NEKO icon indicating copy to clipboard operation
NEKO copied to clipboard

optimize tokenization/embedding

Open daniellawson9999 opened this issue 1 year ago • 0 comments

Let's look at tokenize_input_dicts https://github.com/ManifoldRG/gato-control/blob/2deb510246ebd6b13dd53199f8de7df4e0b96f34/gato/policy/gato_policy.py#L193-L211 to https://github.com/ManifoldRG/gato-control/blob/2deb510246ebd6b13dd53199f8de7df4e0b96f34/gato/policy/gato_policy.py#L408

which is utilized in GatoPolicy.forward for embedding inputs before passing them to the transformer.

This function takes a list of dictionaries as input, where each dictionary refers to one sequence in the batch. A batch of size 256 would have 256 dictionaries in the list, where each dictionary can use different keys to specify which modalities are used. This function as is, loops over these dictionaries, and separately tokenizes/embeds input. After each one is embedded, they are joined together:

https://github.com/ManifoldRG/gato-control/blob/2deb510246ebd6b13dd53199f8de7df4e0b96f34/gato/policy/gato_policy.py#L383-L391

  1. It may be worthwhile to implement, and benchmark an alternative form of embedding, where instead, all input is reshaped, and concatenated in a way that we can embed all trajectories at once, switching to a fully "vectorized" function. Implement an alternative function and benchmark against the previous function.

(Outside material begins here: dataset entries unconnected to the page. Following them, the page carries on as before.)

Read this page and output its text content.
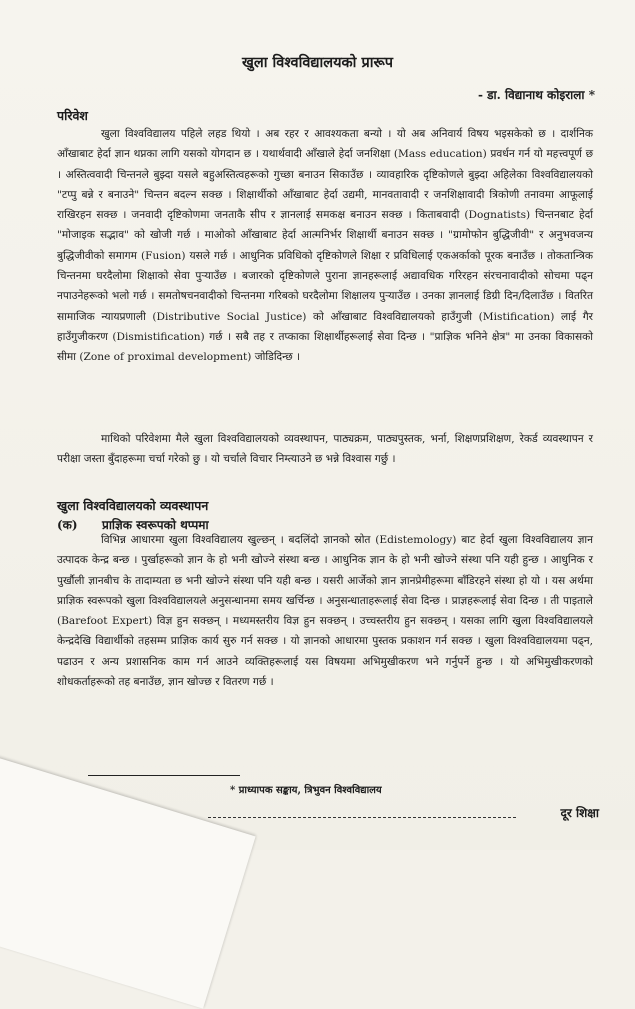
खुला विश्वविद्यालयको प्रारूप
- डा. विद्यानाथ कोइराला *
परिवेश

खुला विश्वविद्यालय पहिले लहड थियो । अब रहर र आवश्यकता बन्यो । यो अब अनिवार्य विषय भइसकेको छ । दार्शनिक आँखाबाट हेर्दा ज्ञान थप्नका लागि यसको योगदान छ । यथार्थवादी आँखाले हेर्दा जनशिक्षा (Mass education) प्रवर्धन गर्न यो महत्त्वपूर्ण छ । अस्तित्ववादी चिन्तनले बुझ्दा यसले बहुअस्तित्वहरूको गुच्छा बनाउन सिकाउँछ । व्यावहारिक दृष्टिकोणले बुझ्दा अहिलेका विश्वविद्यालयको "टप्पु बन्ने र बनाउने" चिन्तन बदल्न सक्छ । शिक्षार्थीको आँखाबाट हेर्दा उद्यमी, मानवतावादी र जनशिक्षावादी त्रिकोणी तनावमा आफूलाई राखिरहन सक्छ । जनवादी दृष्टिकोणमा जनताकै सीप र ज्ञानलाई समकक्ष बनाउन सक्छ । किताबवादी (Dognatists) चिन्तनबाट हेर्दा "मोजाइक सद्भाव" को खोजी गर्छ । माओको आँखाबाट हेर्दा आत्मनिर्भर शिक्षार्थी बनाउन सक्छ । "ग्रामोफोन बुद्धिजीवी" र अनुभवजन्य बुद्धिजीवीको समागम (Fusion) यसले गर्छ । आधुनिक प्रविधिको दृष्टिकोणले शिक्षा र प्रविधिलाई एकअर्काको पूरक बनाउँछ । तोकतान्त्रिक चिन्तनमा घरदैलोमा शिक्षाको सेवा पुऱ्याउँछ । बजारको दृष्टिकोणले पुराना ज्ञानहरूलाई अद्यावधिक गरिरहन संरचनावादीको सोचमा पढ्न नपाउनेहरूको भलो गर्छ । समतोषचनवादीको चिन्तनमा गरिबको घरदैलोमा शिक्षालय पुऱ्याउँछ । उनका ज्ञानलाई डिग्री दिन/दिलाउँछ । वितरित सामाजिक न्यायप्रणाली (Distributive Social Justice) को आँखाबाट विश्वविद्यालयको हाउँगुजी (Mistification) लाई गैर हाउँगुजीकरण (Dismistification) गर्छ । सबै तह र तप्काका शिक्षार्थीहरूलाई सेवा दिन्छ । "प्राज्ञिक भनिने क्षेत्र" मा उनका विकासको सीमा (Zone of proximal development) जोडिदिन्छ ।

माथिको परिवेशमा मैले खुला विश्वविद्यालयको व्यवस्थापन, पाठ्यक्रम, पाठ्यपुस्तक, भर्ना, शिक्षणप्रशिक्षण, रेकर्ड व्यवस्थापन र परीक्षा जस्ता बुँदाहरूमा चर्चा गरेको छु । यो चर्चाले विचार निम्त्याउने छ भन्ने विश्वास गर्छु ।

खुला विश्वविद्यालयको व्यवस्थापन
(क) प्राज्ञिक स्वरूपको थप्पमा

विभिन्न आधारमा खुला विश्वविद्यालय खुल्छन् । बदलिंदो ज्ञानको स्रोत (Edistemology) बाट हेर्दा खुला विश्वविद्यालय ज्ञान उत्पादक केन्द्र बन्छ । पुर्खाहरूको ज्ञान के हो भनी खोज्ने संस्था बन्छ । आधुनिक ज्ञान के हो भनी खोज्ने संस्था पनि यही हुन्छ । आधुनिक र पुर्खौली ज्ञानबीच के तादाम्यता छ भनी खोज्ने संस्था पनि यही बन्छ । यसरी आर्जेको ज्ञान ज्ञानप्रेमीहरूमा बाँडिरहने संस्था हो यो । यस अर्थमा प्राज्ञिक स्वरूपको खुला विश्वविद्यालयले अनुसन्धानमा समय खर्चिन्छ । अनुसन्धाताहरूलाई सेवा दिन्छ । प्राज्ञहरूलाई सेवा दिन्छ । ती पाइताले (Barefoot Expert) विज्ञ हुन सक्छन् । मध्यमस्तरीय विज्ञ हुन सक्छन् । उच्चस्तरीय हुन सक्छन् । यसका लागि खुला विश्वविद्यालयले केन्द्रदेखि विद्यार्थीको तहसम्म प्राज्ञिक कार्य सुरु गर्न सक्छ । यो ज्ञानको आधारमा पुस्तक प्रकाशन गर्न सक्छ । खुला विश्वविद्यालयमा पढ्न, पढाउन र अन्य प्रशासनिक काम गर्न आउने व्यक्तिहरूलाई यस विषयमा अभिमुखीकरण भने गर्नुपर्ने हुन्छ । यो अभिमुखीकरणको शोधकर्ताहरूको तह बनाउँछ, ज्ञान खोज्छ र वितरण गर्छ ।

* प्राध्यापक सङ्काय, त्रिभुवन विश्वविद्यालय
दूर शिक्षा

  2. It is assumed that all inputs are both not tokenized or embedded prior to this function. This function takes in say continuous actions, and tokenizes each dimension into discrete values. These tokenized values are then embedded. However, in another instance, say training on text data, we commonly pre-trokenize our data before training, rather than repeatedly during the training loop. Modify the function to allow mixing of tokenized, and non-tokenized data, or consider this problem in other ways.

daniellawson9999 avatar Aug 13 '23 18:08 daniellawson9999